Over the past month, we have seen an increasing number of automated attempts to 'brute force' Microsoft Office 365 email accounts by repeated attempts to guess the account password. Following good practice, as described in this earlier blog post, is essential to keep your users and data secure: http://www.rm.com/blog/2017/december/office-365-email-security-advice-and-guidance.
The main route used for password cracking attempts is IMAP. This is a legacy email protocol used to connect older desktop/smartphone mail apps to an email service like Office 365, but is increasingly being used by attackers to test thousands of user passwords in the hope of getting one right. Over the past month, we have seen significantly increased levels of IMAP traffic targeting Office 365 indicating automated attempts to crack account passwords for Office 365 domains.

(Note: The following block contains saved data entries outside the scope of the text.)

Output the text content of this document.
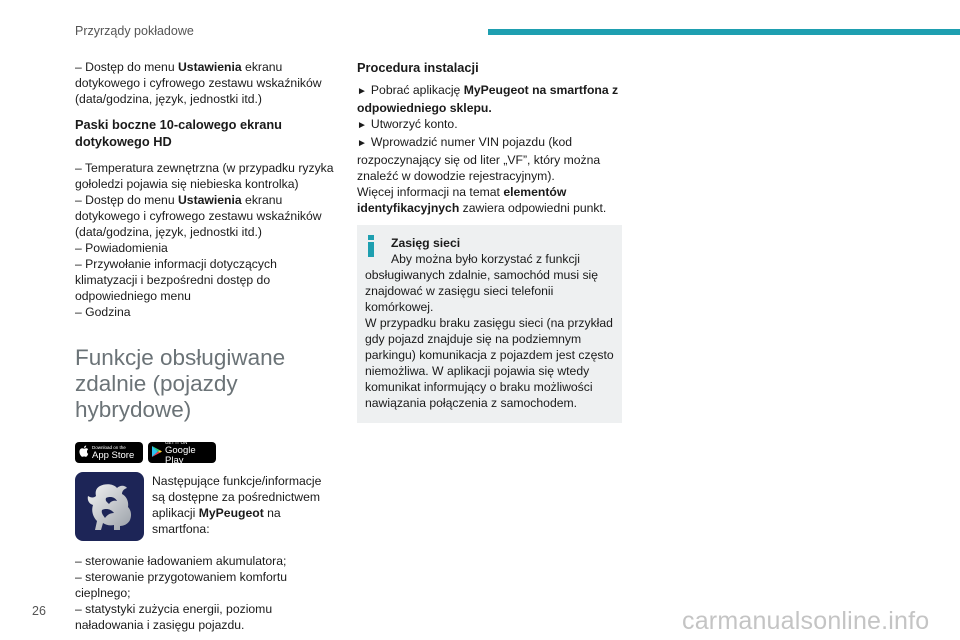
Przyrządy pokładowe

– Dostęp do menu Ustawienia ekranu
dotykowego i cyfrowego zestawu wskaźników
(data/godzina, język, jednostki itd.)

Paski boczne 10-calowego ekranu dotykowego HD

– Temperatura zewnętrzna (w przypadku ryzyka
gołoledzi pojawia się niebieska kontrolka)
– Dostęp do menu Ustawienia ekranu
dotykowego i cyfrowego zestawu wskaźników
(data/godzina, język, jednostki itd.)
– Powiadomienia
– Przywołanie informacji dotyczących
klimatyzacji i bezpośredni dostęp do
odpowiedniego menu
– Godzina

Funkcje obsługiwane zdalnie (pojazdy hybrydowe)

Download on the
App Store
GET IT ON
Google Play

Następujące funkcje/informacje są dostępne za pośrednictwem aplikacji MyPeugeot na smartfona:

– sterowanie ładowaniem akumulatora;
– sterowanie przygotowaniem komfortu
cieplnego;
– statystyki zużycia energii, poziomu
naładowania i zasięgu pojazdu.

Procedura instalacji

► Pobrać aplikację MyPeugeot na smartfona z odpowiedniego sklepu.

► Utworzyć konto.

► Wprowadzić numer VIN pojazdu (kod rozpoczynający się od liter „VF”, który można znaleźć w dowodzie rejestracyjnym).

Więcej informacji na temat elementów identyfikacyjnych zawiera odpowiedni punkt.

Zasięg sieci

Aby można było korzystać z funkcji obsługiwanych zdalnie, samochód musi się znajdować w zasięgu sieci telefonii komórkowej.

W przypadku braku zasięgu sieci (na przykład gdy pojazd znajduje się na podziemnym parkingu) komunikacja z pojazdem jest często niemożliwa. W aplikacji pojawia się wtedy komunikat informujący o braku możliwości nawiązania połączenia z samochodem.

26	carmanualsonline.info
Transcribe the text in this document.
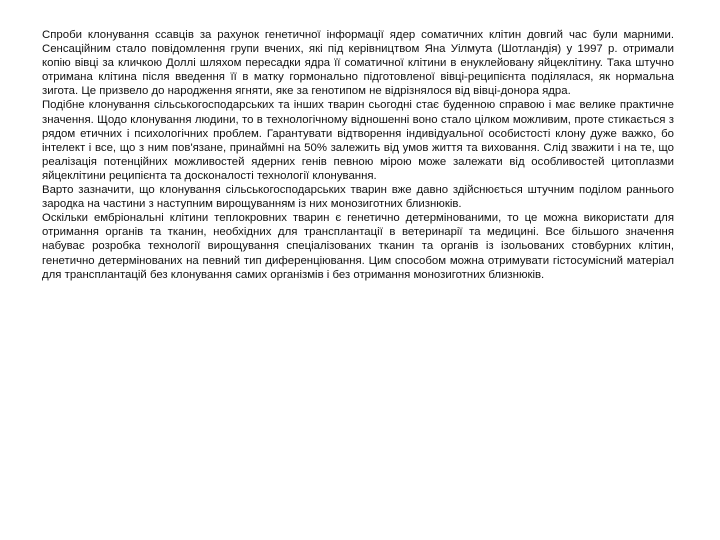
Спроби клонування ссавців за рахунок генетичної інформації ядер соматичних клітин довгий час були марними. Сенсаційним стало повідомлення групи вчених, які під керівництвом Яна Уілмута (Шотландія) у 1997 р. отримали копію вівці за кличкою Доллі шляхом пересадки ядра її соматичної клітини в енуклейовану яйцеклітину. Така штучно отримана клітина після введення її в матку гормонально підготовленої вівці-реципієнта поділялася, як нормальна зигота. Це призвело до народження ягняти, яке за генотипом не відрізнялося від вівці-донора ядра.

Подібне клонування сільськогосподарських та інших тварин сьогодні стає буденною справою і має велике практичне значення. Щодо клонування людини, то в технологічному відношенні воно стало цілком можливим, проте стикається з рядом етичних і психологічних проблем. Гарантувати відтворення індивідуальної особистості клону дуже важко, бо інтелект і все, що з ним пов'язане, принаймні на 50% залежить від умов життя та виховання. Слід зважити і на те, що реалізація потенційних можливостей ядерних генів певною мірою може залежати від особливостей цитоплазми яйцеклітини реципієнта та досконалості технології клонування.

Варто зазначити, що клонування сільськогосподарських тварин вже давно здійснюється штучним поділом раннього зародка на частини з наступним вирощуванням із них монозиготних близнюків.

Оскільки ембріональні клітини теплокровних тварин є генетично детермінованими, то це можна використати для отримання органів та тканин, необхідних для трансплантації в ветеринарії та медицині. Все більшого значення набуває розробка технології вирощування спеціалізованих тканин та органів із ізольованих стовбурних клітин, генетично детермінованих на певний тип диференціювання. Цим способом можна отримувати гістосумісний матеріал для трансплантацій без клонування самих організмів і без отримання монозиготних близнюків.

As a result of this, we have taken the decision the disable support for the IMAP protocol across RM Unify in order to protect the security of user accounts and to avoid any impact on our service.
We have not taken this decision lightly and we are aware that it will inconvenience some customers, but maintaining the security and availability of RM Unify are our highest priority. This will not affect anyone using the Microsoft desktop/mobile apps, nor any app using Exchange ActiveSync (this includes iOS Mail, Apple Mail, GMail app, Android Mail). We maintain an on-going review of security and we will only consider re-enabling IMAP if we can be confident that we can do so without compromising security or risking the reliability of service that our users expect.